Gambling at Rod and Gun Club with Donna Nelson |
7:48 |
A rainy, windy, cold (47 degrees) morning, though I just saw a lone fishing boat braving the wind and rain, amazing. I was up at 6:30, listened to Only A Game, and now it's time for Weekend Edition Saturday, with Scott Simon. It looks like a good day to stay inside, do some cooking, and read, which I am sure we will do. We are having the Mc Clures over for dinner, Evie's special lasagna, and perhaps we will watch a movie, depending upon our mood.
We went to the Lakewood Rod and Gun Club last night, with Sam and Donna Nelson, old friends of ours from Busti. They called to tell us if we met them, they would sponsor us for membership and we could join Friday night. We met them there, sat at the busy bar, filled out our forms, wrote a check for 90 bucks and we are now members of the club. I think we are going to like it much more than the Viking Club mostly because it seems busier, larger, more bar stools, dinner seating and it's on the way to Wegman's, making it more convenient. Obviously, Fridays are the busiest but there were literally people waiting to be seated from 6 to 8, that's how busy they were. The prices are quite good, a fish fry for 7.95 and they have specials every night, for example, on Sunday it's chicken and biscuits for 6.95. It seems like most of Lakewood was there, at least the upwardly mobile Caucasians from the area. I like the idea of a bar menu every night, a set menu for most nights, including burgers, steaks, and specials most nights as well. So, we will have to wait to see if we really use this membership much as we have not gone to the Viking Club much over the past year, perhaps four or five times. Like all these clubs, they sell a kind of numbers game, for a dollar, and if the numbers match you can win anywhere from 1 to 200 dollars. While we were there, Donna won 50 bucks twice, a 100 once but we are not sure how much money she spent to win it. When ever we have been with them, she seems to win. Evie spent five and won a dollar! Then, spent another 5 and won nothing. There's a moral there.

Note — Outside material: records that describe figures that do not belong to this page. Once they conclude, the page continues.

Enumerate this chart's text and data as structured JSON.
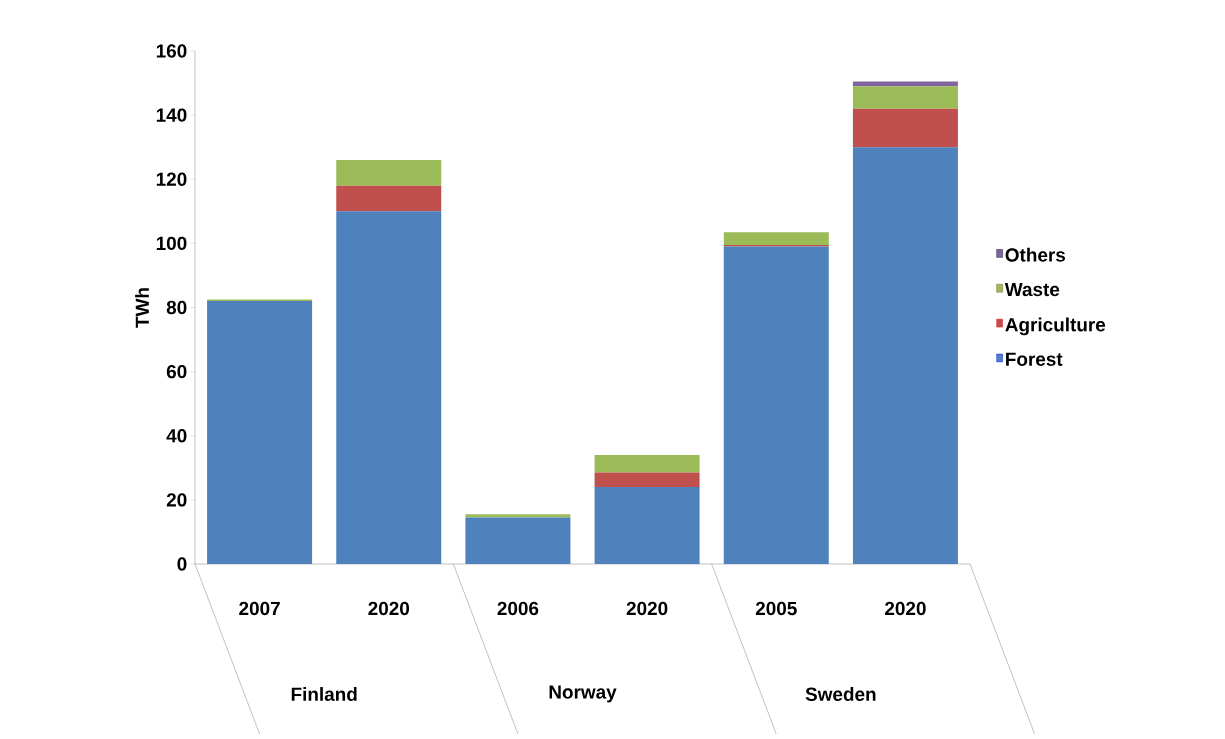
{
  "chart_data": {
    "type": "bar",
    "stacked": true,
    "ylabel": "TWh",
    "categories": [
      "2007",
      "2020",
      "2006",
      "2020",
      "2005",
      "2020"
    ],
    "annotations": [
      "Finland",
      "Norway",
      "Sweden"
    ],
    "series": [
      {
        "name": "Forest",
        "color": "#4f81bd",
        "values": [
          82,
          110,
          14.5,
          24,
          99,
          130
        ]
      },
      {
        "name": "Agriculture",
        "color": "#c0504d",
        "values": [
          0,
          8,
          0,
          4.5,
          0.5,
          12
        ]
      },
      {
        "name": "Waste",
        "color": "#9bbb59",
        "values": [
          0.5,
          8,
          1,
          5.5,
          4,
          7
        ]
      },
      {
        "name": "Others",
        "color": "#8064a2",
        "values": [
          0,
          0,
          0,
          0,
          0,
          1.5
        ]
      }
    ],
    "ylim": [
      0,
      160
    ],
    "yticks": [
      0,
      20,
      40,
      60,
      80,
      100,
      120,
      140,
      160
    ],
    "grid": false,
    "legend": "right"
  }
}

It's now 4:45, the fire place is warming up the living room, the dinner's made, the house is clean, and Evie's exhausted, sort of, as she has been going at it since 8:00 and is just now taking a shower. That gal has energy! Now I am a different story, sorry to say, more of a sloth, a book worm though I did help out, doing the dishes and vacuuming, and taking the trash to the depot, and working out at the gym, shooting baskets for a half an hour or so. I am the cleaner upper after Evie cooks, the sous chef of the dish washing world. And I have been reading a new book, given to me by an elderly gentlemen at the CI library. I was browsing and he came up, handed a book to me, said I would enjoy it, it was the best book he's ever read. So I took it out and have started it, called THE KEEPER'S SON by Homer Hickam, the novelist who also wrote ROCKET BOYS, which was later made into a movie called October Skies. So far, so good, as it's set mostly during WW II on an island off the coast of North Carolina, thus the title, as we follow the Lighthouse Keepers son Josh Thurlow, who commands a Coast Guard vessel on the island.
moral = beware of upwardly mobile caucasians.